5c AntiCristo senhor do mundo

5c

            Era inevitável. Uma vez que a igreja, pela obstinação dos seus ministros, se mostrava refratária aos métodos suasórios com que o Senhor havia procurado reintegra-la em sua missão apostólica e tutelar da cristandade, cumpria recorrer ao processo revolucionário, contanto que cessassem de vez os abusos, prevaricações e escândalos que, em assustador crescendo, ameaçavam de soçobro a ideia cristã no espírito do próprio povo.

            Abramos ainda uma vez a história e registremos o seu depoimento relativo às preliminares da Reforma.

            "Quem refletir na profunda corrupção de uma sociedade que, tendo perdido os sentimentos cavalheirosos, não havia adquirido ainda a serenidade da razão - comenta o historiador, numa judiciosa síntese dos acontecimentos e da situação geral dos espíritos, no começo do século XVI; - quem pensava, se assim se pode dizer, na paganização dos costumes, das artes, da politica, das letras e do culto, não podia desconhecer a evidente necessidade de uma reforma. Precisava dela especialmente a Igreja, que ainda exercia poderosa influência sobre os espíritos. As chaves de S. Pedro eram ambicionadas, não por abrirem as portas do céu, senão por serem de ouro. Os cardeais nomeados por favor, por condescendência com este ou aquele príncipe ou por dinheiro, não se faziam santos, como dizia Belarmino, porque queriam ser santíssimos. A importância das famílias, e não o merecimento, determinava a escolha dos pastores; a corte de Roma cuidava antes de tudo de tirar proveito das vagaturas e das colações e de multiplicar os direitos de chancelaria. Outro tanto faziam quase todos os bispos, para engrossarem os rendimentos da diocese; por dinheiro conseguiam que lhes dessem coadjutores, o que era um meio de transmitir os bispados aos aderentes ou, como então se dizia, aos sobrinhos; se algum resignava a mitra, conservava a colação dos benefícios, ou determinadas rendas.
            "Como se davam prelaturas aos ricos a título de benefícios, introduziu-se a ubiquidade, isto é, a faculdade de cobrar os proventos desses benefícios em qualquer lugar de residência; desse modo o mesmo indivíduo podia ser cardeal de uma igreja em Roma, bispo de Chipre, arcebispo de Gloucester, primaz de Reims, prior da Polônia e, ao mesmo tempo, tratar na corte do rei cristianíssimo dos negócios do imperador.
            "Em vez de residirem na diocese, ocupados com a direção do rebanho espiritual, bispos sem capacidade, mais amigos da boa vida que de bem viver, abandonavam-na aos vigários, chamados sufragâneos, para que essa delegação lhes ficasse pouco dispendiosa, fiavam-na de frades mendicantes, que não gastavam nada em luxo e não recebiam retribuição. Esses religiosos, apesar de já terem muitos privilégios, ainda os alcançaram mais de Sixto IV, que chegou a ameaçar com a deposição os párocos que lhes não obedecessem ou de qualquer modo os molestassem. Foram encarregados da venda das indulgências, mas as próprias vantagens, que lhes advinham do bom conceito em que eram tidos, comprometeram a sua respeitabilidade, e a sua ordem tornou-se tão mundana como as outras. Intrigava-se, para lhe alcançar as dignidades; "perpetravam-se assassínios, não somente com veneno, senão às claras, a faca, a espadeirada, para não dizer a tiro."
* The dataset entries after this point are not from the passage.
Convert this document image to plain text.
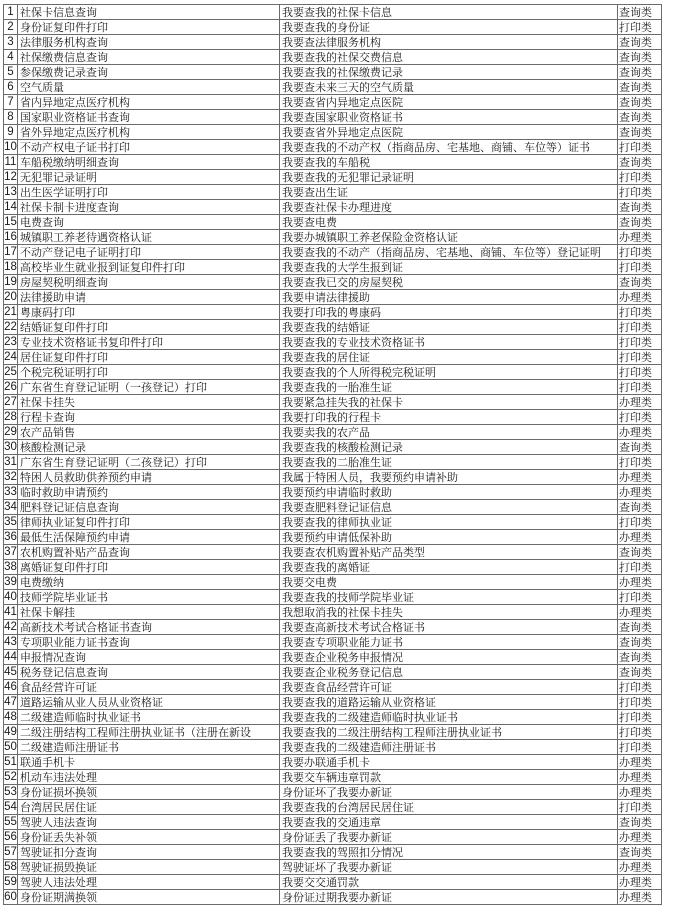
1	社保卡信息查询	我要查我的社保卡信息	查询类
2	身份证复印件打印	我要查我的身份证	打印类
3	法律服务机构查询	我要查法律服务机构	查询类
4	社保缴费信息查询	我要查我的社保交费信息	查询类
5	参保缴费记录查询	我要查我的社保缴费记录	查询类
6	空气质量	我要查未来三天的空气质量	查询类
7	省内异地定点医疗机构	我要查省内异地定点医院	查询类
8	国家职业资格证书查询	我要查国家职业资格证书	查询类
9	省外异地定点医疗机构	我要查省外异地定点医院	查询类
10	不动产权电子证书打印	我要查我的不动产权（指商品房、宅基地、商铺、车位等）证书	打印类
11	车船税缴纳明细查询	我要查我的车船税	查询类
12	无犯罪记录证明	我要查我的无犯罪记录证明	打印类
13	出生医学证明打印	我要查出生证	打印类
14	社保卡制卡进度查询	我要查社保卡办理进度	查询类
15	电费查询	我要查电费	查询类
16	城镇职工养老待遇资格认证	我要办城镇职工养老保险金资格认证	办理类
17	不动产登记电子证明打印	我要查我的不动产（指商品房、宅基地、商铺、车位等）登记证明	打印类
18	高校毕业生就业报到证复印件打印	我要查我的大学生报到证	打印类
19	房屋契税明细查询	我要查我已交的房屋契税	查询类
20	法律援助申请	我要申请法律援助	办理类
21	粤康码打印	我要打印我的粤康码	打印类
22	结婚证复印件打印	我要查我的结婚证	打印类
23	专业技术资格证书复印件打印	我要查我的专业技术资格证书	打印类
24	居住证复印件打印	我要查我的居住证	打印类
25	个税完税证明打印	我要查我的个人所得税完税证明	打印类
26	广东省生育登记证明（一孩登记）打印	我要查我的一胎准生证	打印类
27	社保卡挂失	我要紧急挂失我的社保卡	办理类
28	行程卡查询	我要打印我的行程卡	打印类
29	农产品销售	我要卖我的农产品	办理类
30	核酸检测记录	我要查我的核酸检测记录	查询类
31	广东省生育登记证明（二孩登记）打印	我要查我的二胎准生证	打印类
32	特困人员救助供养预约申请	我属于特困人员，我要预约申请补助	办理类
33	临时救助申请预约	我要预约申请临时救助	办理类
34	肥料登记证信息查询	我要查肥料登记证信息	查询类
35	律师执业证复印件打印	我要查我的律师执业证	打印类
36	最低生活保障预约申请	我要预约申请低保补助	办理类
37	农机购置补贴产品查询	我要查农机购置补贴产品类型	查询类
38	离婚证复印件打印	我要查我的离婚证	打印类
39	电费缴纳	我要交电费	办理类
40	技师学院毕业证书	我要查我的技师学院毕业证	打印类
41	社保卡解挂	我想取消我的社保卡挂失	办理类
42	高新技术考试合格证书查询	我要查高新技术考试合格证书	查询类
43	专项职业能力证书查询	我要查专项职业能力证书	查询类
44	申报情况查询	我要查企业税务申报情况	查询类
45	税务登记信息查询	我要查企业税务登记信息	查询类
46	食品经营许可证	我要查食品经营许可证	打印类
47	道路运输从业人员从业资格证	我要查我的道路运输从业资格证	打印类
48	二级建造师临时执业证书	我要查我的二级建造师临时执业证书	打印类
49	二级注册结构工程师注册执业证书（注册在新设	我要查我的二级注册结构工程师注册执业证书	打印类
50	二级建造师注册证书	我要查我的二级建造师注册证书	打印类
51	联通手机卡	我要办联通手机卡	办理类
52	机动车违法处理	我要交车辆违章罚款	办理类
53	身份证损坏换领	身份证坏了我要办新证	办理类
54	台湾居民居住证	我要查我的台湾居民居住证	打印类
55	驾驶人违法查询	我要查我的交通违章	查询类
56	身份证丢失补领	身份证丢了我要办新证	办理类
57	驾驶证扣分查询	我要查我的驾照扣分情况	查询类
58	驾驶证损毁换证	驾驶证坏了我要办新证	办理类
59	驾驶人违法处理	我要交交通罚款	办理类
60	身份证期满换领	身份证过期我要办新证	办理类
            A esse tristíssimo papel - comentemos - fora reduzida a Ordem franciscana, com tão elevado objetivo fundada pelo seráfico patriarca! Mas para isso é que o Espírito do mal sugerira à cúria romana submete-la ao mesmo regime das antigas ordens. Com o fim de a aniquilar, como se vê.
           
            Prossigamos contudo a transcrição:
           
            "Na Alemanha, especialmente, os filhos das famílias ilustres monopolizavam os bispados e levavam para a igreja as paixões e os costumes seculares. Alguns prelados, que ao mesmo tempo eram príncipes, descuravam e desprezavam o povo, que ficava sem alimento espiritual e se escandalizava com os desregramentos de tais pastores e com a opulência que via empregada em fins inteiramente diferentes daqueles a que a tinham destinado a Igreja e os devotos.
            "Durante a Idade Média algumas vozes clamaram contra o demasiado poder dos pontífices, e assim fizeram Arnaldo de Brescia e os albigenses; mas os inovadores foram pouco atendidos. Todavia a autoridade pontifícia tinha sido abolida e desprestigiada pela transferência da Santa Sé para Avignon e pelas contendas com Felipe, o Belo e outros reis."
            "Obedecendo à tendência geral do século para constituir principados sobre as ruínas das repúblicas e das comunas, querendo tirar vantagens mundanas do poder espiritual, os papas aplicavam-se avidamente a promover os seus interesses temporais; para assegurarem à família elevadas posições, afagavam os poderosos, cuja oposição temiam, e ao mesmo tempo oprimiam os fracos, para os explorar. Assim foi que puseram em ação essa política vergonhosa, tecida de fraudes e violências, que serviu para fortalecer a sua autoridade terrestre, em detrimento dos pequenos senhorios da Romanha. Vimos Alexandre VI dar exemplos detestáveis; se, porém, como homem foi perverso e, como papa, escandaloso, é força confessar que algum bem fez como príncipe, embora por meios indignos, e que os contemporâneos o aplaudiram, por ter reprimido as múltiplas tiranias locais."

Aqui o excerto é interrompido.